Either side of that, we have two long training montages comparing the homespun honesty of Rocky’s training with the naughty, doping inspired, technological training of Drago. But then this is not a subtle film. Any film that opens with two boxing gloves – one American, one Soviet – flying towards each other and exploding isn’t exactly pulling its punches on the subtlety front. The political commentary in the film is laughably naïve, from Creed’s inane chatter about American pride, to the laughable depiction of the Soviet officials as distant Bond villains, to Rocky’s closing speech after his victory (spoilers) with its infamous “If I can change, you can change!” refrain. Did the makers think they were putting a hammer to the Berlin Wall here or something?

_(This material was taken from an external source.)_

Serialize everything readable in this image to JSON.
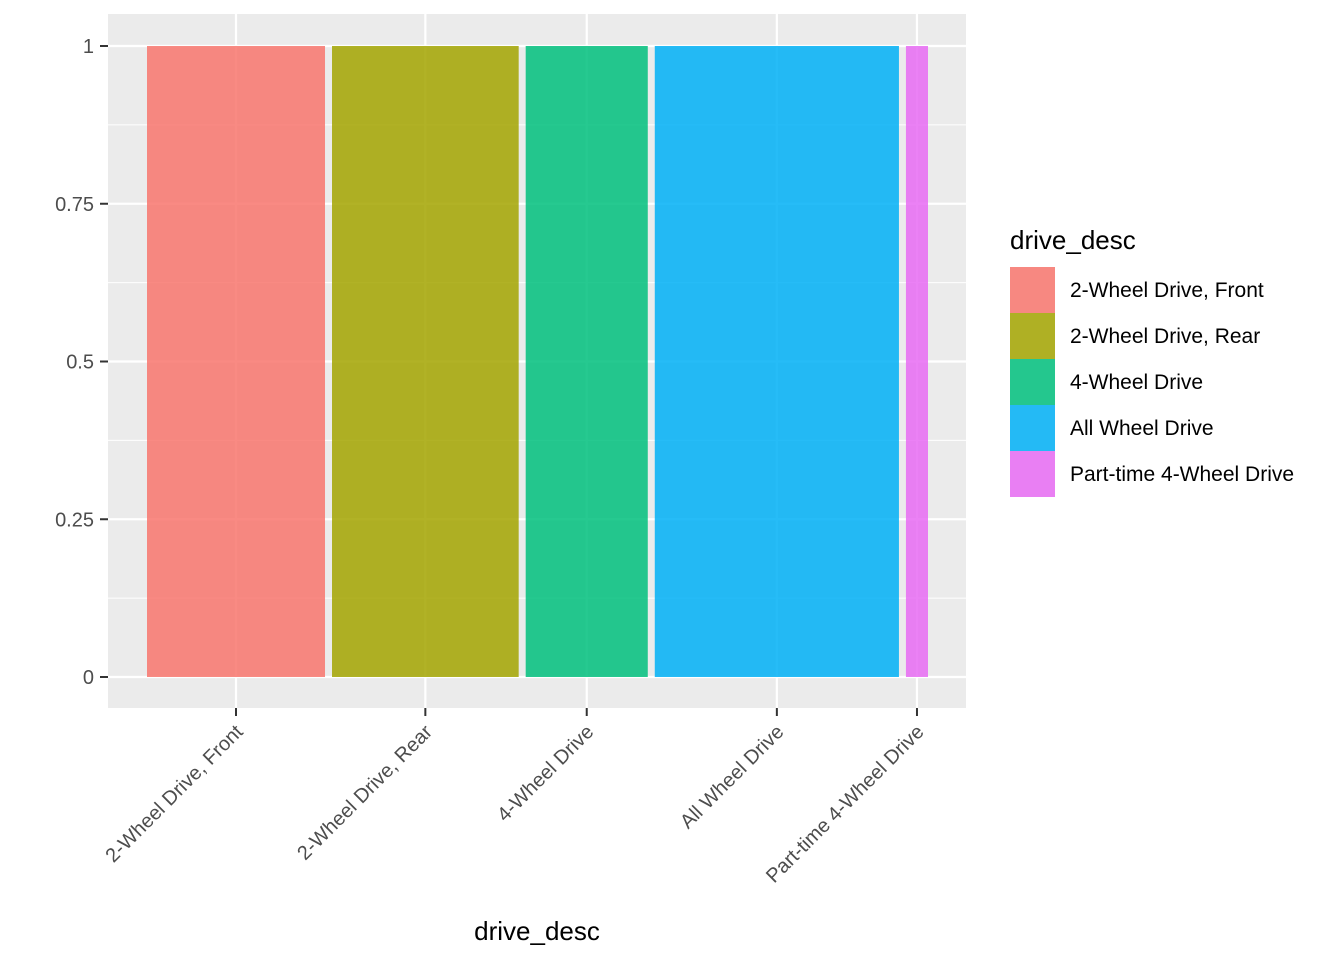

Most of the rest of the film moves between padding and the bizarre. Almost every single scene ends with a freeze frame, possibly one of the most clunky visual devices you could hope to see. Stallone as director focuses his camera with such loving intensity on his own chiselled frame that it’s almost a sort of camp classic. Some of the conversation and physicality between Creed and Rocky is almost laughable in its inadvertent homoeroticism. 

Then there is plenty of dumb stuff as well. I’d totally forgotten this film showpieces a robot servant whom Rocky’s brother-in-law Paulie (Burt Young) spends most the film treating like a hen-pecking wife. This robot is a bizarre sci-fi addition to the story, which seems to have walked in from a different film.

The fighting when it comes is pretty good, I’ll give it that. Yes literally everything in the boxing ring is so predictable you could write it down in advance, but as always there is something quite moving about watching Rocky take such punishment to emerge as victor. Heck even the Soviet crowd start chanting his name (take that Cold War!). But it’s fine. Drago isn’t even a character (he doesn’t even really have any lines), but that doesn’t really matter as its Lundgren’s size and strength that sells the show (he towers over famously titchy Stallone).

Rocky IV is predictable hokum, that offers precisely zero surprises and must have taken a wet weekend to write. Its bizarre robot sub plot, matched with the endless music videos, montages and flashbacks to old movies, shows that the well was pretty much dry by the time this film came around. But you know the formula still sorta works, and you still cheer as Rocky turns an epic pummelling into triumph. Carl Weathers is pretty good, Creed’s death is as strangely affecting as it is totally ludicrous (never in a million years, by the way, would either of the fights in this film be allowed to continue) but Rocky IV’s okay. And of course it ended the Cold War.